In 1934, when Cole Porter wrote that "Some get their kicks from cocaine", sniffing the drug was so expensive that it was considered chic. Compared with heroin, it was regarded as practically harmless, except for such inconveniences as perforated nasal septa and occasional cases of the heebie-jeebies, the screaming meanies and suicidal paranoia. In the 1960s, it became well known that the Beatles enjoyed LSD and cocaine. The protagonists of the movie Easy Rider, a box-office hit, had lots of laughs while smuggling cocaine (until they were murdered). In 1970, Rolling Stone and Newsweek, among others, actually endorsed cocaine. During the Reagan presidency's "War Against Drugs", when the First Lady urged children "just say no" to drugs, it was too late: they had just said yes.

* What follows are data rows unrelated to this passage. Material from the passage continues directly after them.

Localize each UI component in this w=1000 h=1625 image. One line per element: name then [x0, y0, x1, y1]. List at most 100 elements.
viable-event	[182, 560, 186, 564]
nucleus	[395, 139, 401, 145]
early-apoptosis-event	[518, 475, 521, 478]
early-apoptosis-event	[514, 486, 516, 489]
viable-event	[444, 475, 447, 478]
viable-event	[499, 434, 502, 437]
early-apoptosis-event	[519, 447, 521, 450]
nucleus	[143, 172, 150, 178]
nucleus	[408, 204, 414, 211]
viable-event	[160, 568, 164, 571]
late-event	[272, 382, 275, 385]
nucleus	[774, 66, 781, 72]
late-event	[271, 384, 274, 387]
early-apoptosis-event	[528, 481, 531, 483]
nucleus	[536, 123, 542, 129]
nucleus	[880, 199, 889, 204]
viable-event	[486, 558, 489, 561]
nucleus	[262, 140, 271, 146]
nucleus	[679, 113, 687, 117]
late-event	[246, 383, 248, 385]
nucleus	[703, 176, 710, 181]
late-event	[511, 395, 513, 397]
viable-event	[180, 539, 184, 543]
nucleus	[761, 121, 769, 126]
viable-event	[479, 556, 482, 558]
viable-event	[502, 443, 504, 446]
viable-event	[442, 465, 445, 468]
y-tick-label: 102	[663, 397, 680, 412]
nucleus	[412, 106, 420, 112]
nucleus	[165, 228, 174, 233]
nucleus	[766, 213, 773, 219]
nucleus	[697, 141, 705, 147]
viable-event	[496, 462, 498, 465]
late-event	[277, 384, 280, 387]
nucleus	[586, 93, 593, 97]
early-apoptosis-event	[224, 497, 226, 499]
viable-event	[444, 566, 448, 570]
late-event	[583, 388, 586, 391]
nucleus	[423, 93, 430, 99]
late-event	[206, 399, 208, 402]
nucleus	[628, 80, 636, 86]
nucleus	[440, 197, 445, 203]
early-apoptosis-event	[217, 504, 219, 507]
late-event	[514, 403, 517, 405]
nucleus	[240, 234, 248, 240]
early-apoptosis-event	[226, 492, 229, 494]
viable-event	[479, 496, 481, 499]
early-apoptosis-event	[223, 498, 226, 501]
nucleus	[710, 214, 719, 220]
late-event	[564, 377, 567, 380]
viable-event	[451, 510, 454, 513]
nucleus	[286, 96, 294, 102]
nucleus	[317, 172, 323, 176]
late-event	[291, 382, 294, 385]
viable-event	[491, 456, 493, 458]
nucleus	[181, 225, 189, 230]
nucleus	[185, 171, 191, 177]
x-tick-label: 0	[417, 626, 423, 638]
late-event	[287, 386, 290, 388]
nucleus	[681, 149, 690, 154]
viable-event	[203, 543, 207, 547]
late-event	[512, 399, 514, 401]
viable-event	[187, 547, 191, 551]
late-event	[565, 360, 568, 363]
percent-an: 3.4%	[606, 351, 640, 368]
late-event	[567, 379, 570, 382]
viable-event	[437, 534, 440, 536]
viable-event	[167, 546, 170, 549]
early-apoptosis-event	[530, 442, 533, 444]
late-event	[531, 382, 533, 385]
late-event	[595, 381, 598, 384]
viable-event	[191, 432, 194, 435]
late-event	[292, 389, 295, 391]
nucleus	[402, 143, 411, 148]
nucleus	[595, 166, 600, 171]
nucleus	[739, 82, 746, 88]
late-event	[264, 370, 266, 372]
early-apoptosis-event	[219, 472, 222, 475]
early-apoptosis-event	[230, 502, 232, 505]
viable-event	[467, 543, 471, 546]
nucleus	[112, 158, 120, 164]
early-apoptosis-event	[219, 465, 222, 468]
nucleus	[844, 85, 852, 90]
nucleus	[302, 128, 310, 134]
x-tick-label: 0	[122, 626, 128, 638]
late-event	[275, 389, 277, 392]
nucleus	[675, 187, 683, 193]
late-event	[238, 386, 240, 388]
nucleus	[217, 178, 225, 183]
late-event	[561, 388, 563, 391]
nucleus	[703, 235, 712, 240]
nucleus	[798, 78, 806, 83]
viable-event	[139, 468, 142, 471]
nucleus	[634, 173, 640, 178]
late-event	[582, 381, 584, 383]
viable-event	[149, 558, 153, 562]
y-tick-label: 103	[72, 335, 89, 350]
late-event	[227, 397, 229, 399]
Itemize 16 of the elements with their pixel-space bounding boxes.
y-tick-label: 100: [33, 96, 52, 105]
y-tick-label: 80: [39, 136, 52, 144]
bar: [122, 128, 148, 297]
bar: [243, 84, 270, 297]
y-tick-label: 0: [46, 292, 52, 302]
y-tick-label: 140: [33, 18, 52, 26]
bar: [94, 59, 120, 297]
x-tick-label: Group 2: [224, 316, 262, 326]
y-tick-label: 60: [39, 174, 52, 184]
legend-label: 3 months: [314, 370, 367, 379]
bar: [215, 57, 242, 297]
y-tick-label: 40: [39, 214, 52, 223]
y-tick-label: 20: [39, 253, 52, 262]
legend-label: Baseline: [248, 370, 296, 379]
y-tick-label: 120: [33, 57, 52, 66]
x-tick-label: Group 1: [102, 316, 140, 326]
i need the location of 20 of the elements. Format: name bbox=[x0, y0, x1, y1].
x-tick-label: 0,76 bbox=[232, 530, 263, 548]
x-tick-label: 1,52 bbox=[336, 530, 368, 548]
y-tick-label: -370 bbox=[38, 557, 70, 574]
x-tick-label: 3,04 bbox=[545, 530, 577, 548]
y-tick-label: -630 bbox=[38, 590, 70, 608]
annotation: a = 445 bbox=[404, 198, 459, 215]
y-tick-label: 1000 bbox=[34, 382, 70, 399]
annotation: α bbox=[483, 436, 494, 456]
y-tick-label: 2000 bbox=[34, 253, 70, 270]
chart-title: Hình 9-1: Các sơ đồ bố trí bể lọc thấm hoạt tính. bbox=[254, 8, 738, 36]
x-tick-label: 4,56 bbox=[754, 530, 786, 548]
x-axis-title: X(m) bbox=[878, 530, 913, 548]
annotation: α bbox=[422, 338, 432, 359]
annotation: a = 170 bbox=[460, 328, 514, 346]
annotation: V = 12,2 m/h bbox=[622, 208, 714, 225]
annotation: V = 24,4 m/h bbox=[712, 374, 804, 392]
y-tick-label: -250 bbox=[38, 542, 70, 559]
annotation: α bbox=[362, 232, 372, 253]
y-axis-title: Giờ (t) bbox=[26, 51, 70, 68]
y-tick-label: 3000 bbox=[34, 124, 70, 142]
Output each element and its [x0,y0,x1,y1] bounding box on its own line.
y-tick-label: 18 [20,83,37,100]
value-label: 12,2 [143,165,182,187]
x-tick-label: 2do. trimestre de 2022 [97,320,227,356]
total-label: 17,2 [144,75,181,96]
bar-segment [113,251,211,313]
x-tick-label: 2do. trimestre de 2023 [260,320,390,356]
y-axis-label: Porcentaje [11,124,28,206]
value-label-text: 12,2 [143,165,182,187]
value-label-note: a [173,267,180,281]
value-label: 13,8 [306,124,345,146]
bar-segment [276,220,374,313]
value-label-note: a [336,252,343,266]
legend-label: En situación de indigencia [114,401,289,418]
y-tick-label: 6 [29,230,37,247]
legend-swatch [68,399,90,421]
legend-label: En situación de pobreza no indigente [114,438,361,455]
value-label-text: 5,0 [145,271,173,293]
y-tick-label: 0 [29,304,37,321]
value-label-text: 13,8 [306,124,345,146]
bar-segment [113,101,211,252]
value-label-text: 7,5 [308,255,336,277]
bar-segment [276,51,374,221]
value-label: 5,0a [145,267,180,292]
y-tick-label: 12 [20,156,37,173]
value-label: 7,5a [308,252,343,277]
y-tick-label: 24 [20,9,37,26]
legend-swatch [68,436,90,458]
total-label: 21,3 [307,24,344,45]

Streatfeild has done a marvellous job of research to make his book totally current now that the supply of drugs has escalated astronomically on both sides of the Atlantic to keep pace with rising demand and disposable incomes. What makes Cocaine outstanding is that he did not put it together simply in libraries. He interviewed all sorts of experts and ventured into some dangerous places in Peru, Bolivia and Colombia to meet some dangerous billionaires.

He made me sigh with nostalgia for the relatively small-scale scenarios of 1982. That was the year I investigated the drugs traffic through the Turks & Caicos Islands and found that the Colombians were paying $25,000 for each plane refuelled by the Caicos Air Services. As Dominic Streatfeild dramatically reveals, the situation is much worse now.